The film closes with all three Marinos aboard the boat together, the camera eventually revealing it is being towed slowly along a road outside the institution rather than sailing on open water, quietly fulfilling the hope Chris expressed moments earlier—as the family "sails" in place, going nowhere and everywhere at once.

==Cast==
- Joe Pantoliano as John Marino
- Marcia Gay Harden as Mary Marino
- Devon Gearhart as Chris Marino
- Sophia Bairley as Dawn
- Marcus Johns as Sam
- Antony Del Rio as Gregg

==Production==
Director Joseph Greco said, "The movie is certainly inspired by my mother, but I wouldn't say it's the exact same as my childhood. I didn't feel compelled to stick to the facts entirely. I would say it tells the emotional truth about my father and I coping the best we could." Joe Pantoliano served as a producer for the film and helped Greco to develop the idea.

During the film's third week of shooting on October 24, 2005, Hurricane Wilma made landfall in Florida and nearly shut down the production, but after waiting out the hurricane, cast and crew were able to persevere and complete the film.

The film was shot in Fort Lauderdale, Hollywood and Miami, Florida, from October to November 2005.

==Release==
The film premiered at the Hamptons International Film Festival in October 2006 and was shown later that year at the Fort Lauderdale International Film Festival on November 12, 2006. It premiered in Germany on February 10, 2007, at the European Film Market and premiered in France on May 21, 2007, at the Cannes Film Market.

Canvas has also been shown at the AFI Dallas International Film Festival, the Sedona International Film Festival, the Nantucket Film Festival, and the Sarasota Film Festival.

The film opened in limited release in the United States on October 12, 2007.

==Critical reception==
On the review aggregator Rotten Tomatoes, 78% of critics gave the film positive reviews, based on 27 reviews.
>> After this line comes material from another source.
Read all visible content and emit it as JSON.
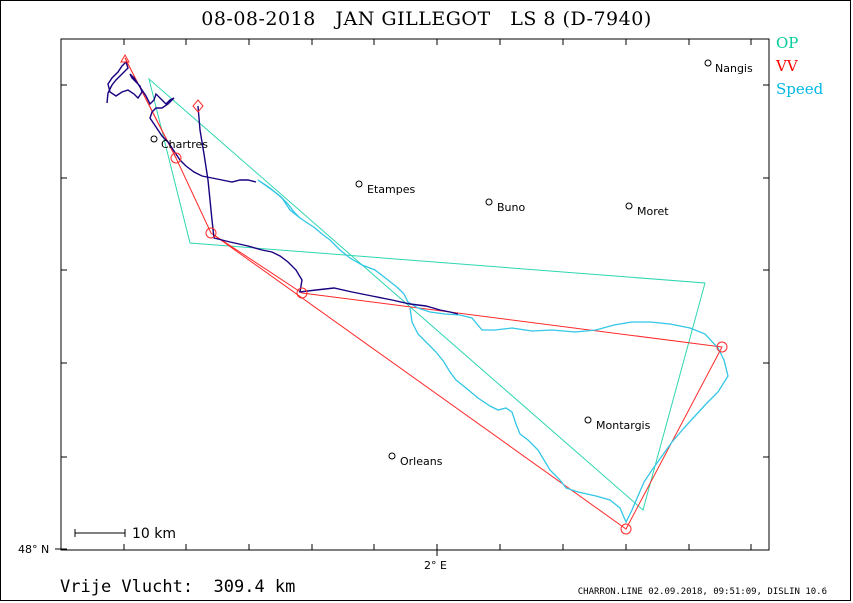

The site's critics consensus reads, "Canvas is a faithful portrayal of mental illness highlighted by terrific performances." On Metacritic, the film has an average score of 67 out of 100, based on 10 reviews.
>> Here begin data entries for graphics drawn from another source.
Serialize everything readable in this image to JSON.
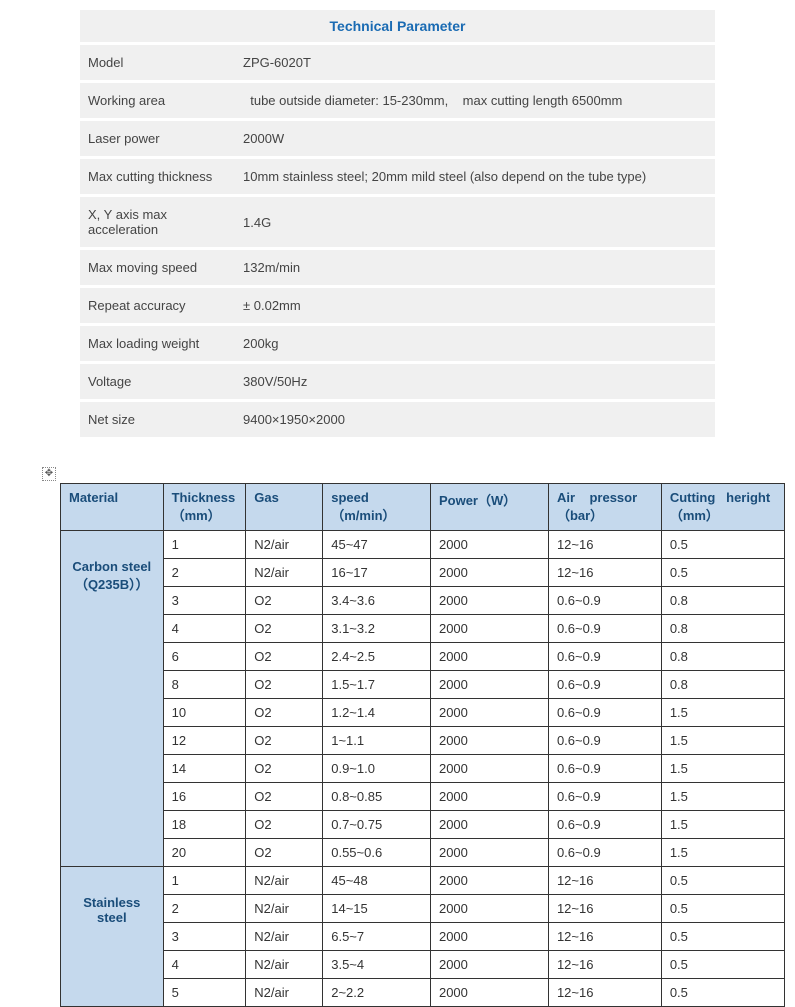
{
  "spec": {
    "title": "Technical Parameter",
    "rows": [
      {
        "label": "Model",
        "value": "ZPG-6020T"
      },
      {
        "label": "Working area",
        "value": "  tube outside diameter: 15-230mm,    max cutting length 6500mm"
      },
      {
        "label": "Laser power",
        "value": "2000W"
      },
      {
        "label": "Max cutting thickness",
        "value": "10mm stainless steel; 20mm mild steel (also depend on the tube type)"
      },
      {
        "label": "X, Y axis max acceleration",
        "value": "1.4G"
      },
      {
        "label": "Max moving speed",
        "value": "132m/min"
      },
      {
        "label": "Repeat accuracy",
        "value": "± 0.02mm"
      },
      {
        "label": "Max loading weight",
        "value": "200kg"
      },
      {
        "label": "Voltage",
        "value": "380V/50Hz"
      },
      {
        "label": "Net size",
        "value": "9400×1950×2000"
      }
    ]
  },
  "cutting": {
    "headers": {
      "material": "Material",
      "thickness": "Thickness",
      "thickness_unit": "（mm）",
      "gas": "Gas",
      "speed": "speed",
      "speed_unit": "（m/min）",
      "power": "Power（W）",
      "air": "Air    pressor",
      "air_unit": "（bar）",
      "cutheight": "Cutting   heright",
      "cutheight_unit": "（mm）"
    },
    "groups": [
      {
        "material": "Carbon steel",
        "material_sub": "（Q235B））",
        "rows": [
          {
            "thickness": "1",
            "gas": "N2/air",
            "speed": "45~47",
            "power": "2000",
            "air": "12~16",
            "cut": "0.5"
          },
          {
            "thickness": "2",
            "gas": "N2/air",
            "speed": "16~17",
            "power": "2000",
            "air": "12~16",
            "cut": "0.5"
          },
          {
            "thickness": "3",
            "gas": "O2",
            "speed": "3.4~3.6",
            "power": "2000",
            "air": "0.6~0.9",
            "cut": "0.8"
          },
          {
            "thickness": "4",
            "gas": "O2",
            "speed": "3.1~3.2",
            "power": "2000",
            "air": "0.6~0.9",
            "cut": "0.8"
          },
          {
            "thickness": "6",
            "gas": "O2",
            "speed": "2.4~2.5",
            "power": "2000",
            "air": "0.6~0.9",
            "cut": "0.8"
          },
          {
            "thickness": "8",
            "gas": "O2",
            "speed": "1.5~1.7",
            "power": "2000",
            "air": "0.6~0.9",
            "cut": "0.8"
          },
          {
            "thickness": "10",
            "gas": "O2",
            "speed": "1.2~1.4",
            "power": "2000",
            "air": "0.6~0.9",
            "cut": "1.5"
          },
          {
            "thickness": "12",
            "gas": "O2",
            "speed": "1~1.1",
            "power": "2000",
            "air": "0.6~0.9",
            "cut": "1.5"
          },
          {
            "thickness": "14",
            "gas": "O2",
            "speed": "0.9~1.0",
            "power": "2000",
            "air": "0.6~0.9",
            "cut": "1.5"
          },
          {
            "thickness": "16",
            "gas": "O2",
            "speed": "0.8~0.85",
            "power": "2000",
            "air": "0.6~0.9",
            "cut": "1.5"
          },
          {
            "thickness": "18",
            "gas": "O2",
            "speed": "0.7~0.75",
            "power": "2000",
            "air": "0.6~0.9",
            "cut": "1.5"
          },
          {
            "thickness": "20",
            "gas": "O2",
            "speed": "0.55~0.6",
            "power": "2000",
            "air": "0.6~0.9",
            "cut": "1.5"
          }
        ]
      },
      {
        "material": "Stainless steel",
        "material_sub": "",
        "rows": [
          {
            "thickness": "1",
            "gas": "N2/air",
            "speed": "45~48",
            "power": "2000",
            "air": "12~16",
            "cut": "0.5"
          },
          {
            "thickness": "2",
            "gas": "N2/air",
            "speed": "14~15",
            "power": "2000",
            "air": "12~16",
            "cut": "0.5"
          },
          {
            "thickness": "3",
            "gas": "N2/air",
            "speed": "6.5~7",
            "power": "2000",
            "air": "12~16",
            "cut": "0.5"
          },
          {
            "thickness": "4",
            "gas": "N2/air",
            "speed": "3.5~4",
            "power": "2000",
            "air": "12~16",
            "cut": "0.5"
          },
          {
            "thickness": "5",
            "gas": "N2/air",
            "speed": "2~2.2",
            "power": "2000",
            "air": "12~16",
            "cut": "0.5"
          }
        ]
      }
    ]
  },
  "colors": {
    "header_text": "#1a6bb3",
    "spec_bg": "#f0f0f0",
    "table_header_bg": "#c5d9ed",
    "table_header_text": "#1a4d7a",
    "border": "#333333"
  }
}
Writing for Variety, John Anderson said Greco "has constructed a story that works both as a domestic drama and an allegory about mental illness and art." Roger Ebert of the Chicago Sun-Times gave the film 3 out of 4 stars and wrote, "The portrayal of schizophrenia in the film has been praised by mental health experts as unusually accurate and sympathetic." Harden and Pantoliano's performances received much praise, with Jason Anderson of the Toronto Star writing of the latter in particular: "Best known for playing fork-tongued dirtbags in Memento and The Matrix, he proves to be far more appealing in the quieter role of a man who is fundamentally decent but unsure how to relate to his troubled wife and bewildered son." Variety commented Pantoliano gives a "cliche-demolishing performance as a sensitive family man who loves his wife no matter how paranoid, delusional or destructive she becomes." Anderson of the Toronto Star added, "Equally admirable is Greco's determination not to sensationalize the subject of schizophrenia. Instead, he keeps the disease firmly within a believable and thoroughly ordinary context."

===Awards===
At the Fort Lauderdale International Film Festival, the film won the Audience Award and Joe Pantoliano won the Best Dramatic Performance Award. At the Sedona International Film Festival, the film won the Best Feature Film Award and Pantoliano won the Outstanding Acting Award. The film also won Audience Awards at the Nantucket Film Festival and the Sarasota Film Festival. The National Alliance on Mental Illness awarded the film with the Outstanding Media Award for dramatic motion picture.